At least 8,200 same-sex couples have received their marriage licenses, and some 5,600 have had wedding ceremonies performed in the City Clerk’s Office since last July 24, when hundreds of men and women descended on Lower Manhattan to exchange vows that many never dreamed they would be able to exchange, according to a new NYC & Company study released Tuesday.
“Today… is marriage equality’s first anniversary,” said Mayor Michael Bloomberg at a press conference at the Manhattan City Clerk's office, where couples old and young had stood for hours waiting for their wedding ceremonies.
In addition to saying "I do," officials said the couples have also been a boon to the city’s economy, generating an estimated $259 million in economic activity through a combination of hotel room stays, invitation purchases, caterers and wedding favors, as well as 201,445 out-of-town guests.
“How much champagne was sold, I don’t know… but that’s where I helped consume,” joked Bloomberg, who said that government has "no business treating one group of couples different from another."
"It's a win for everybody,” he said.
City Council Speaker Christine Quinn, who married her long-time partner, Kim Catullo, in May, said the year had been a whirlwind of “unadulterated joy" for so many couples.
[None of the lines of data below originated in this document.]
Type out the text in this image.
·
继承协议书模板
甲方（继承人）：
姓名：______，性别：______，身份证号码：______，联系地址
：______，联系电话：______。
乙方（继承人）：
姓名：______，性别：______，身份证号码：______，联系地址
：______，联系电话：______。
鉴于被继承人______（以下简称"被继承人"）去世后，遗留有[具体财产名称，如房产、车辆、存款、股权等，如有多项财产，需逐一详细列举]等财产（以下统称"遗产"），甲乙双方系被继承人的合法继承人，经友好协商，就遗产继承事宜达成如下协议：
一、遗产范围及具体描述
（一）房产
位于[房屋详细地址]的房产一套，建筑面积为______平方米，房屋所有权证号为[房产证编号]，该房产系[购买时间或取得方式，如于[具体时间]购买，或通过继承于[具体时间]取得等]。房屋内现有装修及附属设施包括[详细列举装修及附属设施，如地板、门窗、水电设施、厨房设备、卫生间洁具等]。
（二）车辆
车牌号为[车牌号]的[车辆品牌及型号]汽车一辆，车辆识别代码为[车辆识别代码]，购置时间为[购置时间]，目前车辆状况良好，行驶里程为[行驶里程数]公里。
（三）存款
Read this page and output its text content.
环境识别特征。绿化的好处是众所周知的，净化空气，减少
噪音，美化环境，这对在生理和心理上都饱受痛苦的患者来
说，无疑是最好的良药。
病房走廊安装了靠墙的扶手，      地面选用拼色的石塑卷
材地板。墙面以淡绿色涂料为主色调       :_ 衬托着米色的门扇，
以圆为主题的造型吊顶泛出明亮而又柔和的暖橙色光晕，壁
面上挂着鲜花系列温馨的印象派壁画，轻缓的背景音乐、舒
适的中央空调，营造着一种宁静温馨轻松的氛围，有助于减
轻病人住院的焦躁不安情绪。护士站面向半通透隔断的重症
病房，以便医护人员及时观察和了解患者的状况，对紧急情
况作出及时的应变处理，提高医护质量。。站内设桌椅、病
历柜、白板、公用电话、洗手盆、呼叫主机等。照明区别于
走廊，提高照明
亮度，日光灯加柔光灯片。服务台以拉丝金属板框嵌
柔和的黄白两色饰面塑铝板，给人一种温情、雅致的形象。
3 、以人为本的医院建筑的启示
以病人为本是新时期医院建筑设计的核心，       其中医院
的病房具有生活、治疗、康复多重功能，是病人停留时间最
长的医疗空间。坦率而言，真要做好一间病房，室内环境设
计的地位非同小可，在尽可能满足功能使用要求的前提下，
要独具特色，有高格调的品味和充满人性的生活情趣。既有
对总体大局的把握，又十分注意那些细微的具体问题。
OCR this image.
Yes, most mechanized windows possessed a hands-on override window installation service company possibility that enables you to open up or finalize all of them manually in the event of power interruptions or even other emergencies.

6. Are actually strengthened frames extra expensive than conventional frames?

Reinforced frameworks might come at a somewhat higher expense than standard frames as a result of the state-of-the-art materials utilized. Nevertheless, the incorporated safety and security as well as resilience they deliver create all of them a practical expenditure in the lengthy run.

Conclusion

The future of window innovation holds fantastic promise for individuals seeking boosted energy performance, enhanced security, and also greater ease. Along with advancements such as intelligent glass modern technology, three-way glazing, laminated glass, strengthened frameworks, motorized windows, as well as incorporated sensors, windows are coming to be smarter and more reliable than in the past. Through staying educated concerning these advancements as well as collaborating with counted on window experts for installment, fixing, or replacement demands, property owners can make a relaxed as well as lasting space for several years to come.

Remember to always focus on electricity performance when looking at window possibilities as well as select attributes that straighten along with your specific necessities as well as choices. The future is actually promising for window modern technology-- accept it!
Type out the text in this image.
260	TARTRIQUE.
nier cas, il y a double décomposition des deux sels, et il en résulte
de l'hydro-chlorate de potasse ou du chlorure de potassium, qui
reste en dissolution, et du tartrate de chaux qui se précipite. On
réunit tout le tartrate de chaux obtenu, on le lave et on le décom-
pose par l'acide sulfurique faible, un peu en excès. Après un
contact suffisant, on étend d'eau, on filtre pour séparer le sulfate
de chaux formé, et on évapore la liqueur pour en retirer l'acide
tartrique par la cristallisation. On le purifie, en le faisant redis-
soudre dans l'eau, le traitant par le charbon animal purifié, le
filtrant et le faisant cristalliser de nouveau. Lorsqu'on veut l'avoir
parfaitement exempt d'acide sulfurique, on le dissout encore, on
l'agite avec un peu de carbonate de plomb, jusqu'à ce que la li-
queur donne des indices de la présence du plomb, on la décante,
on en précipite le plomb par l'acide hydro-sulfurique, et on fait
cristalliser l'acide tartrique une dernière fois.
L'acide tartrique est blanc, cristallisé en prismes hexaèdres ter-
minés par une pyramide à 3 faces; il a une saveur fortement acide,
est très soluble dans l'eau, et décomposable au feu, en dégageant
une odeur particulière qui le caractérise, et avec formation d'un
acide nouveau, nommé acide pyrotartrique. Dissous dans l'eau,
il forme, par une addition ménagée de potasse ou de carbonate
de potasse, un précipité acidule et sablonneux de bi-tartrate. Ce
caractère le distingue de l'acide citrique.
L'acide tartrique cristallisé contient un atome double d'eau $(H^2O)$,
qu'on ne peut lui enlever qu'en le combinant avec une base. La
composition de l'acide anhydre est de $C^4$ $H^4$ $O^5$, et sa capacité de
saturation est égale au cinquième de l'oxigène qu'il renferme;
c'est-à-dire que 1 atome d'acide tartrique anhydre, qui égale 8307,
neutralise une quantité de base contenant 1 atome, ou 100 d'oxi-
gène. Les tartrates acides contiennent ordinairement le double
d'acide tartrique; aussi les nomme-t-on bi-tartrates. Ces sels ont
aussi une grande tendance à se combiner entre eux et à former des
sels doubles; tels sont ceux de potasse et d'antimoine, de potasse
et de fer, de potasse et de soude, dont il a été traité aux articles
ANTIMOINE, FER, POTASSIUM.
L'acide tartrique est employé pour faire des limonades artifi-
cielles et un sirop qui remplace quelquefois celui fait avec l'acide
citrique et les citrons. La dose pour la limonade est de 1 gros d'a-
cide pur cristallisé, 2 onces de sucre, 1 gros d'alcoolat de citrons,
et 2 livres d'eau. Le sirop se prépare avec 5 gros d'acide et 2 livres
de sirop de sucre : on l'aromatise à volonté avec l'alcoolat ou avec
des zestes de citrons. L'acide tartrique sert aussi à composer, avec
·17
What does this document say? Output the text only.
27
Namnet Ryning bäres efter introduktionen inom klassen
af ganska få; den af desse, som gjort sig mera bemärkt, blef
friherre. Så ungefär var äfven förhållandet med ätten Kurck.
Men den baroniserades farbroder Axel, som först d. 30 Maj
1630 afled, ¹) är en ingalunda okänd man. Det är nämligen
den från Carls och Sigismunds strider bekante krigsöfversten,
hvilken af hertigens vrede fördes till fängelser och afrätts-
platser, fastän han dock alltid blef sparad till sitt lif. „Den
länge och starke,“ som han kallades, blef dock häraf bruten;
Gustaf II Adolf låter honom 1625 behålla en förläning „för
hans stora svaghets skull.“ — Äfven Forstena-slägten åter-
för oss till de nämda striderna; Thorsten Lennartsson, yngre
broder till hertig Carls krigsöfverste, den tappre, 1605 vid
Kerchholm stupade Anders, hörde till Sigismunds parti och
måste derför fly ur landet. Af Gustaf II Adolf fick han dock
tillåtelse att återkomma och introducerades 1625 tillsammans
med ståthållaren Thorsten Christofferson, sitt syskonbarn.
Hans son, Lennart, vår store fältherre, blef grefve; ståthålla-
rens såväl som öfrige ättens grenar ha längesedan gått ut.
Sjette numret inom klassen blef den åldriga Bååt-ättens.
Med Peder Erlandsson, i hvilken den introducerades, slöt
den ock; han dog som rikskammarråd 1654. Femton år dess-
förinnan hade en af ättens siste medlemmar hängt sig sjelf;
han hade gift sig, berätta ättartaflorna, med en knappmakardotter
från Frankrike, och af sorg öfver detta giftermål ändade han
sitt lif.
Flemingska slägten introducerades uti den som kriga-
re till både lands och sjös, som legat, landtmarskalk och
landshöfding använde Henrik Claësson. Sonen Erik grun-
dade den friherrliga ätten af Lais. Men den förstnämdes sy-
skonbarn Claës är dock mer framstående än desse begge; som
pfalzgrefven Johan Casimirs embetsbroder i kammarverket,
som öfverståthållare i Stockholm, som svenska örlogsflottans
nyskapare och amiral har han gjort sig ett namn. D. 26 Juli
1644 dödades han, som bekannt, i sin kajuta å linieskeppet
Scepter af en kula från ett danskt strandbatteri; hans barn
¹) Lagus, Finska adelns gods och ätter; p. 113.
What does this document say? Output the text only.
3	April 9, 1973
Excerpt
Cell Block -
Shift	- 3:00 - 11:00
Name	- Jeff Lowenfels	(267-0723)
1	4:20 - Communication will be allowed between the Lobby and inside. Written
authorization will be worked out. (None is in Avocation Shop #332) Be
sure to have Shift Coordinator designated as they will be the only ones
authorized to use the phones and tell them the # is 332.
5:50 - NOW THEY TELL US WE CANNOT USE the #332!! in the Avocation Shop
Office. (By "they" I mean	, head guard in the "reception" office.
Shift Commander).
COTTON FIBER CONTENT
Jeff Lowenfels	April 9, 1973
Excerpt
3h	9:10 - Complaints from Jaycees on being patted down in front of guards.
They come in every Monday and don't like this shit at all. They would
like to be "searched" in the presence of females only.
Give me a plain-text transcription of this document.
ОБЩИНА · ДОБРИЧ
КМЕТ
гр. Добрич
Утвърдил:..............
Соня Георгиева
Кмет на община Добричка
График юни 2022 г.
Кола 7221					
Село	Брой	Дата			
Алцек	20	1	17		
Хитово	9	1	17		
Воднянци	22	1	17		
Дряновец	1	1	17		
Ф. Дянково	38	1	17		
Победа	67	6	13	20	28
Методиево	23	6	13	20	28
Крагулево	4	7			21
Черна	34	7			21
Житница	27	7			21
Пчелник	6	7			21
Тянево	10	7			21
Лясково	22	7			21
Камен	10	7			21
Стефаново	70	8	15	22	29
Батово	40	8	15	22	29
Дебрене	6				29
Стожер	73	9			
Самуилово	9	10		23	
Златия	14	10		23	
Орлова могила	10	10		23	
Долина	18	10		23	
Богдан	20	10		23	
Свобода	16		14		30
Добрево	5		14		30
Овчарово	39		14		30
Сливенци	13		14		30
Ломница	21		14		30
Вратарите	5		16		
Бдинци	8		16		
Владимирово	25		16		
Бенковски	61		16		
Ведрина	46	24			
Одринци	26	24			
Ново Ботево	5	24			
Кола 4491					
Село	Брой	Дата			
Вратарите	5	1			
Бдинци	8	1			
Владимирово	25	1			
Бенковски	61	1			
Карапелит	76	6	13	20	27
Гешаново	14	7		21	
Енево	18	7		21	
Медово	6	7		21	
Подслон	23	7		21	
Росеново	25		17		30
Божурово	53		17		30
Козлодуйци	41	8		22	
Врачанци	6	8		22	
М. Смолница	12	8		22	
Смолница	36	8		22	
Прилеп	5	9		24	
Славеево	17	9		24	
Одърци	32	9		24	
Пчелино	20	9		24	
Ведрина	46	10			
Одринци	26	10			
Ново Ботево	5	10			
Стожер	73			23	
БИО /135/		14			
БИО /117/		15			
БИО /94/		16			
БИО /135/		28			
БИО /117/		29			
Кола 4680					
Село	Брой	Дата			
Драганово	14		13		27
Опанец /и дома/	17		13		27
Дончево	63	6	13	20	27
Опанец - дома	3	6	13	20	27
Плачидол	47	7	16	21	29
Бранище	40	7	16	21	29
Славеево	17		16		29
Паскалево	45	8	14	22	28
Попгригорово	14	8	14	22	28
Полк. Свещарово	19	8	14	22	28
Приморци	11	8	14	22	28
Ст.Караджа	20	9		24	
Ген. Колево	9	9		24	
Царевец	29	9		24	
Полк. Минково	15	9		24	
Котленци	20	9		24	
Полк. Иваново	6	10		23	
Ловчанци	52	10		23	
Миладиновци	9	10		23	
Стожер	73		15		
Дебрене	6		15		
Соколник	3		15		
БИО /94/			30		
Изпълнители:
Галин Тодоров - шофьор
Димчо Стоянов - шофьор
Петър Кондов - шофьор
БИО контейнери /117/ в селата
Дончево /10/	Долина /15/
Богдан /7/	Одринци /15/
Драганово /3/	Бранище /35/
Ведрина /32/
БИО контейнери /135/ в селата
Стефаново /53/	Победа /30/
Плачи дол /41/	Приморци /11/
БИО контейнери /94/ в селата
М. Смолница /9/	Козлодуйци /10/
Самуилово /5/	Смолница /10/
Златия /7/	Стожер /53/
"What you can’t quantify is just the joy that has happened in New York City in that building,” she said, adding that she hoped the numbers would help convince naysayers to support marriage equality elsewhere in the nation.
"I hope people who think that marriage equality was somehow going to cause the end of the world see it has done quite the opposite,” she said. “We’ve made something happen here that has made people and brought families together. And our job now is to make sure every American has that same opportunity.”
Following the press conference, City Councilman Jimmy Van Bramer, who is set to marry his long-time love, Dan Hendrick, in Long Island City this Saturday, went across the street to the clerk’s office to pick up his own marriage license ahead of the ceremony.
After emerging with the paper in hand, the two, who have been together for more than 13 years, stood beaming.
“I never thought it would happen. I never ever thought this day would come. I never thought I would see my name on a marriage certificate,” said Van Bramer, getting emotional as he looked down at their names, side-by side.
He said the paper was "an affirmation that the city and the state that we live in, that I work in, even that I represent in the City Council, holds us in the same regard as every other citizen."
Hendrick said he was counting down the days until the wedding, and that family members had already begun to arrive.
“It’s amazing. You just can’t express in words,” he said. “It’s just giving me goosebumps to think about it. We’ve been together so long."
Hendrick noted the couple will be using local vendors, and said the event was also an important moment for the borough of Queens.
“We’ve had some high-profile marriages coming from Manhattan and some of the more liberal neighborhoods. And what’s great here is we’re getting in married in Queens,” he said. “It really just shows how much things are changing.”
The day was also one of first anniversaries for many, including John Feinblatt, the mayor's chief advisor for policy and strategic planning, whose marriage to city Consumer Affairs Commissioner Jonathan Mintz Bloomberg presided over at Gracie Mansion last year.
Feinblatt said he and Mintz were planning to enjoy dinner together and catch a Broadway show, but had already started celebrating with daughters Georgia and Maeve.
“We got lots of anniversary cards from our kids this morning and big hugs saying, "Thank you for getting married,’" he said.
Couples marrying at the City Clerk’s office may choose to include their genders, but it is not required on the forms.
Of the 58,136 couples who chose to identify their genders, 7,184 were same-sex couples — including 3,898 men and 3.286 women, according to city figures. Approximately 75,000 couples married in the city over the past year.